Our implementation is based on prior works\cite{wang2014oblivious, stefanov2018path} which provide an in-depth security analysis of the pointer based method. We briefly discuss the security of our practical implementation decisions here.

Block data and metadata is encrypted using the AES symmetric cipher, which is considered to be secure. We include a nonce in the blocks that is incremented before encryption to prevent the server from knowing which blocks on a path were/were not read/written since their last tenancy on the server. We also initialize the \texttt{data} field empty blocks to random bytes to prevent them from being identifiable by the server when encrypted.

The server also has minimal knowledge about the usage of the data structure. To begin, we do not explicitly inform the server which of the implemented data structures our client is. Any access to the server is done through the base \texttt{ORAMClient} class and provides only an opcode, an encrypted block, and a leaf index. The server cannot tell if an access is a read or write since all blocks will appear changed when written back due to the nonce.

The delayed write mechanism in conjunction with random stash flushes helps hide operations that could potentially reveal the identity of the data structure or the usage (reads vs. writes). Consider the case in which a client continuously pushes to a stack, and then continuously pops from the stack. In this case, the leaf indices seen by the server would appear symmetric, allowing the server to guess the access pattern. By caching writes on the client and then randomly choosing a path to fill to, we make access patterns appear more random and prevent such information leakage.

There is some information leakage in terms of read/write timing and the overall number of accesses, but this has not been solved by previous ORAM works, and therefore we do not attempt to address it.

Limitations

Due to the short time-frame, our library has many limitations. First, the exposed APIs eliminate the possibility of random-access to data, essentially "locking" the information into the data structures. That is, data can only be accessed \textit{if} it is in a position referenceable under correct usage of the data structure. This prevents us from providing certain utility functions included in the C++ equivalent implementations, such as the ability to peek at data in the middle of a stack. To solve this, our ORAM client/server interface could be extended to provide recursive lookup functionality when necessary based on the Path ORAM\cite{stefanov2018path} design.

Our implementation is also designed for data structures which store large amounts of data per-node of the data structure in use.
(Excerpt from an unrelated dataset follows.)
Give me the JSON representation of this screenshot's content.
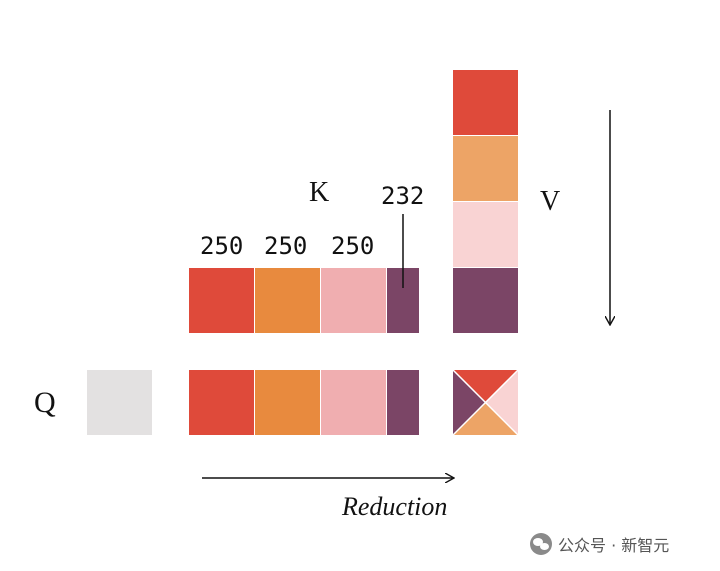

This is because we treat each ORAM block on the path as a single data structure node (i.e., stack item, AVL tree node), meaning that if the data stored per entry is small the per-byte read/write costs cannot be amortized well. One possible solution to this is structure packing: a single ORAM block could contain multiple entries of a structure. This segmented design is more difficult to implement, but would likely be much more practical for most use cases, and would allow much more efficient amortized accesses.

Finally, AES is quite slow, and likely not the best encryption algorithm to use for hiding block data. We use it in our implementation because it is widely available in standard cryptography libraries, but to make this implementation practical, it should likely be exchanged for a faster encryption mechanism. We could also likely eliminate the setup cost by using decryption failures to mark initially empty blocks instead of explicitly encrypted null-address blocks.

Other than solving the limitations listed above, future work on this project could extend our library to include more data structures.